Allah aşkına, milletin huzuruna böyle bir vaadle çıkan bir partiye rastladınız mı?
Milletin çözüm beklediği bazı meseleler için “Biz yapmak istedik, bize engel oldular” mazereti, iktidar partisinin bu seçim döneminde yegâne sığınağı olacaktır. Halbuki devlet bir bütündür ve milletin hizmetindedir. Cumhurbaşkanıyla, anayasasıyla, Danıştayıyla, Sayıştayıyla, parlamentosuyla, hülâsa bütün kurum ve kuruluşlarıyla.. Bunların hepsi birbirini tamamlar ve yardımcı olur. Bunlardan birinin öbürünü karşısına alması, rakibâne ve hasmâne tutum içine girmesi devleti zedeler, milleti incitir.
Madem ki seçimler, demokrasinin olmazsa olmazlarındandır. Madem ki “seçilmişlerin üstünlüğü” vardır, öyleyse seçilmişler de bunun şuurunda hareket etmeli, demokrasinin kendilerine sağladığı “üstünlük” nimetini, millet namına kabul etmeli, asıl üstünlüğün kendilerinde değil, kendilerini vekil tayin eden millette olduğunu bilmeli, milleti “üstün” ve “şerefli” kılacak icraat ve uygulamalarda bulunmalı, milleti zelil ve perişan edecek girişimlere, nereden ve kimden gelirse gelsin, kendi canları ve “son”ları pahasına müsaade etmemeli..
Kaldı ki, demokratik rejimlerdeki bu “seçilmişlerin üstünlüğü” ilkesi, seçimle iş başına gelenlerin, atanmış bürokratlar karşısındaki üstünlüğünü vurgular. Öyleyse bu seçilmişler, zoru gördüğü zaman sinmemeli. Elbette ki her nimetin bir külfeti, her rahmetin bir zahmeti ve gerçekleştirilmesine çalışılan her idealin bir bedeli olacaktır.

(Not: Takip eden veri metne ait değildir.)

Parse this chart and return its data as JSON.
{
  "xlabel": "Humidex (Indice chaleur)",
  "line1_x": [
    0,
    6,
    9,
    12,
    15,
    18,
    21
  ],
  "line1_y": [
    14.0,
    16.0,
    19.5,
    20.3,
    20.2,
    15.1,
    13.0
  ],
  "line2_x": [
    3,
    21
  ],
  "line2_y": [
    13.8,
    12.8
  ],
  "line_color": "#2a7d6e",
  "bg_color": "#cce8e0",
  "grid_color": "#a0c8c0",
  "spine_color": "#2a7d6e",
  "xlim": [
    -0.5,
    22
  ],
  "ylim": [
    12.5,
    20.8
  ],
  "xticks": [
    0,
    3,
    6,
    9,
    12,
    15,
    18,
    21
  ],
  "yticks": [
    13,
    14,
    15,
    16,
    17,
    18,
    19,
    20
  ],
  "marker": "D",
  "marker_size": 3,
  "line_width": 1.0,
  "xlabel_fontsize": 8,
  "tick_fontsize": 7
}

Ne gariptir ki, ülkemizde her kazanım, her nimet ve her yetki, ilgililerin su-i istimalinden kendini kurtaramadığı gibi, demokrasinin seçilmişlere tanıdığı bu “üstünlük” nimeti de, millete ait olmasına rağmen, seçilmiş kişi kendi menfaati istikametinde kullanabilmiş, dokunulmazlık zırhına bürünerek, hasbelbeşer işlediği cürmlerden sıyrılma yoluna gitmiştir. Burada özellikle “kişi” demeyi yeğliyor, “kişiler” demekten sakınıyorum. Çünkü suç ve cürmün şahsîliği vardır, başkasına sirayet etmez. Parlamentoya böyle kişiler geliyor ve ettiği yemine sadık kalamıyor diye, parlamento suçlanamaz ve bundan hareketle parlamenter sistemden vazgeçilemez. Ama milletvekili dokunulmazlığı konusunda makul bir düzenleme yoluna gidilebilir. Kişinin, dokunulmazlık zırhına bürünerek, şahsi çıkarlarına alet etmesi önlenebilir. Aslında bunun adı “yasama dokunulmazlığı”dır ve Batı ülkelerinde de anayasalarının öngördüğü şartlar çerçevesinde uygulanıyor. Meselâ Fransa’da parlamenter, faaliyetini yapmadığı zaman, yaz tatiline gittiğinde dokunulmazlıktan yararlanamıyor.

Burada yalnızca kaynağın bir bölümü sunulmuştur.